19 June 2026, 20:13

Dörings Debatten-Boykott gegen FDP-Generalsekretär sorgt für Eklat

Rückzug aus der Debatte

Dörings Debatten-Boykott gegen FDP-Generalsekretär sorgt für Eklat

Sabine Döring hat eine geplante Debatte mit FDP-Generalsekretär Martin Hagen abgesagt. Die Veranstaltung sollte in der Friedrich-Naumann-Stiftung stattfinden. Ihre Entscheidung folgt auf ein kürzlich geführtes Interview Hagens mit der Jungen Freiheit, einer Zeitung, die Döring entschieden ablehnt.

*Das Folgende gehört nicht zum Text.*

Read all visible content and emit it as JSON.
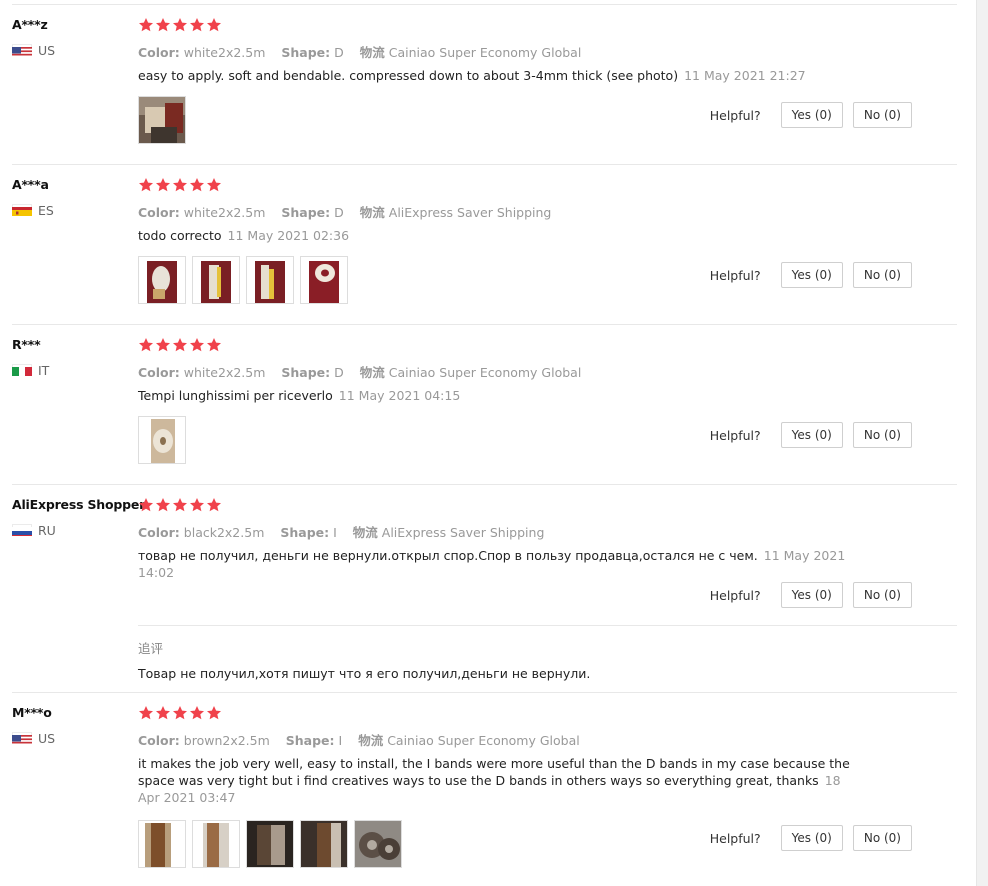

Mit ihrem Rückzug will Döring die Unterstützung für Hagen untergraben. Sie hält seine Zusammenarbeit mit der Jungen Freiheit für inakzeptabel und lehnt daher eine Teilnahme an der Diskussion ab. Die Zeitung steht wegen ihrer politischen Ausrichtung seit Langem in der Kritik, und Dörings Schritt wird von jenen gelobt, die zuvor den Niedergang der FDP im Bundestag begrüßt hatten.

Hagens Interview war scharf und pointiert. Er griff die AfD an, bedauerte zugleich aber auch den Verlust der Debattenkultur. Die Ironie, dass Döring ihm nach seinen Äußerungen zur Diskussion nun die Debatte verweigert, ist vielen nicht entgangen.

Auch andere FDP-Politiker haben bereits mit der Jungen Freiheit kooperiert – sei es durch Interviews oder Gastbeiträge. Die Partei kämpft darum, Wähler zu halten, von denen viele in den vergangenen Jahren zur AfD gewechselt sind. Innerhalb der FDP gibt es Stimmen, die eine Annäherung an AfD-Anhänger als notwendige Wahlstrategie betrachten, doch Wissenschaftler und Kritiker verurteilen diesen Kurs scharf.

Dörings Entscheidung könnte ihren künftigen Einfluss schwächen. Die FDP bleibt in einer schwierigen Lage: Sie muss ihre politischen Taktiken abwägen, ohne Teile ihrer eigenen Basis zu verprellen. Die abgesagte Debatte unterstreicht die anhaltenden Spannungen innerhalb der Partei über ihre Ausrichtung und Bündnisse.